I told Martha MacCallum on Fox News the other night that the CBO should be abolished and replaced by three to five outside professional firms that better understand the dynamic interaction of legislation and the marketplace.
This prompted some liberals to claim I was only griping, because the bill – the first step toward repealing and replacing Obamacare – received a bad “score” from the budget office. The Left wants to create a false narrative that Republican opponents of the CBO are simply defending their party and president.
But these Democrats are reimagining history.
In fact, I have advocated replacing the CBO for more than a decade.
In my 2005 book Winning the Future, I argued that the CBO and the Joint Committee on Taxation should be replaced with an Accurate Scoring Caucus after the CBO inaccurately projected $63 billion of revenue losses from the 2003 Bush tax cut, which never materialized. Then – as now – I argued that the CBO doesn’t score legislation dynamically. It simply ignores growth that results from tax cuts in its projections, which creates an inherent legislative bias toward more taxes and budget gimmicks.
In a more recent example, I advocated for ditching the CBO after it gave Obamacare an unrealistically positive initial score.
In a 2014 opinion piece, I argued: “The CBO’s original analysis of Obamacare deserves to be the final nail in the agency’s coffin. As much as any other single institution, the Congressional Budget Office is responsible for sticking us with this egregious law. The CBO’s ‘scores’ lent credibility to Obamacare’s supporters by making predictions that weren’t very good based on assumptions that made no sense.

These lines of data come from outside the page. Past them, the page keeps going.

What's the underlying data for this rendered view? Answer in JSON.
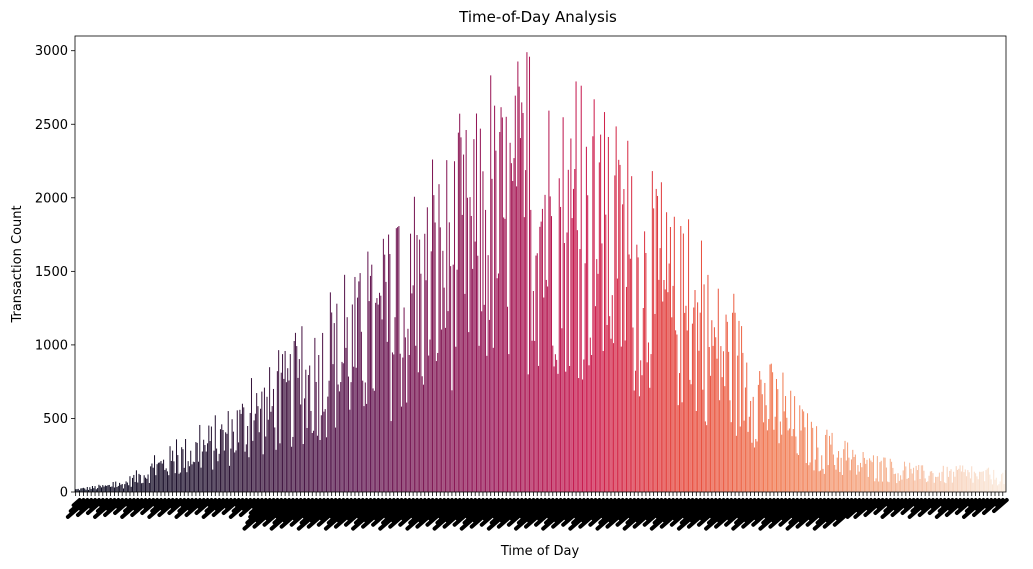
{
  "chart_data": {
    "type": "bar",
    "title": "Time-of-Day Analysis",
    "xlabel": "Time of Day",
    "ylabel": "Transaction Count",
    "ylim": [
      0,
      3100
    ],
    "yticks": [
      0,
      500,
      1000,
      1500,
      2000,
      2500,
      3000
    ],
    "palette": "rocket (dark purple to light peach, left to right)",
    "grid": false,
    "legend": "none",
    "x_tick_labels": "dense rotated labels (illegible)",
    "categories_count": 720,
    "profile_points": [
      {
        "x": 0.0,
        "y": 20
      },
      {
        "x": 0.05,
        "y": 60
      },
      {
        "x": 0.1,
        "y": 250
      },
      {
        "x": 0.15,
        "y": 400
      },
      {
        "x": 0.2,
        "y": 650
      },
      {
        "x": 0.25,
        "y": 900
      },
      {
        "x": 0.3,
        "y": 1200
      },
      {
        "x": 0.35,
        "y": 1400
      },
      {
        "x": 0.4,
        "y": 1900
      },
      {
        "x": 0.45,
        "y": 2200
      },
      {
        "x": 0.5,
        "y": 2300
      },
      {
        "x": 0.55,
        "y": 2100
      },
      {
        "x": 0.6,
        "y": 1800
      },
      {
        "x": 0.65,
        "y": 1500
      },
      {
        "x": 0.7,
        "y": 1100
      },
      {
        "x": 0.75,
        "y": 700
      },
      {
        "x": 0.8,
        "y": 350
      },
      {
        "x": 0.85,
        "y": 200
      },
      {
        "x": 0.9,
        "y": 150
      },
      {
        "x": 0.95,
        "y": 140
      },
      {
        "x": 1.0,
        "y": 120
      }
    ],
    "peak_value": 2990
  }
}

“On [Feb. 4, 2014], the CBO updated its projections about the health care law’s effect on the economy, and included the bombshell that because of Obamacare, 2.3 million fewer Americans will have full-time jobs over the next 10 years. The White House’s charitable interpretation of the report was that millions of people will leave the workforce or will work less because of their subsides under Obamacare.”
In the same opinion piece, I said the CBO’s “nonpartisan” label gave it “an outsized influence on policy, as reporters, commentators, ‘fact checkers,’ and many members of Congress (most of whom should know better) treat CBO projections like trump cards in debates over legislation.”
If the CBO had reported in early 2010 that Obamacare would result in 2.3 million fewer full-time jobs or that it would cost $1.8 trillion over a decade, then Obamacare would never have passed Congress.
In both my 2005 book and my 2014 op-ed, I pointed out the central flaw at the CBO is the agency does not utilize any kind of dynamic scoring. It wrongly presumes that a change of fiscal policy will have no impact on labor, markets or other economic factors.
Any analytical model that changes fiscal policy and holds other variables constant is useless, and CBO has proved this again and again.
The other day on Fox News, I argued for the same solution I suggested in 2014:
“The credit rating agencies that service financial markets could offer a useful model for obtaining better policy scores… We should consider replacing the CBO with a competitive system of multiple scoring agencies whose success depends on accuracy over time.”
What I wrote in 2014 – long before the CBO scored the American Health Care Act – is just as relevant today as it was then. I’ll say it again: We can’t afford any more errors like Obamacare.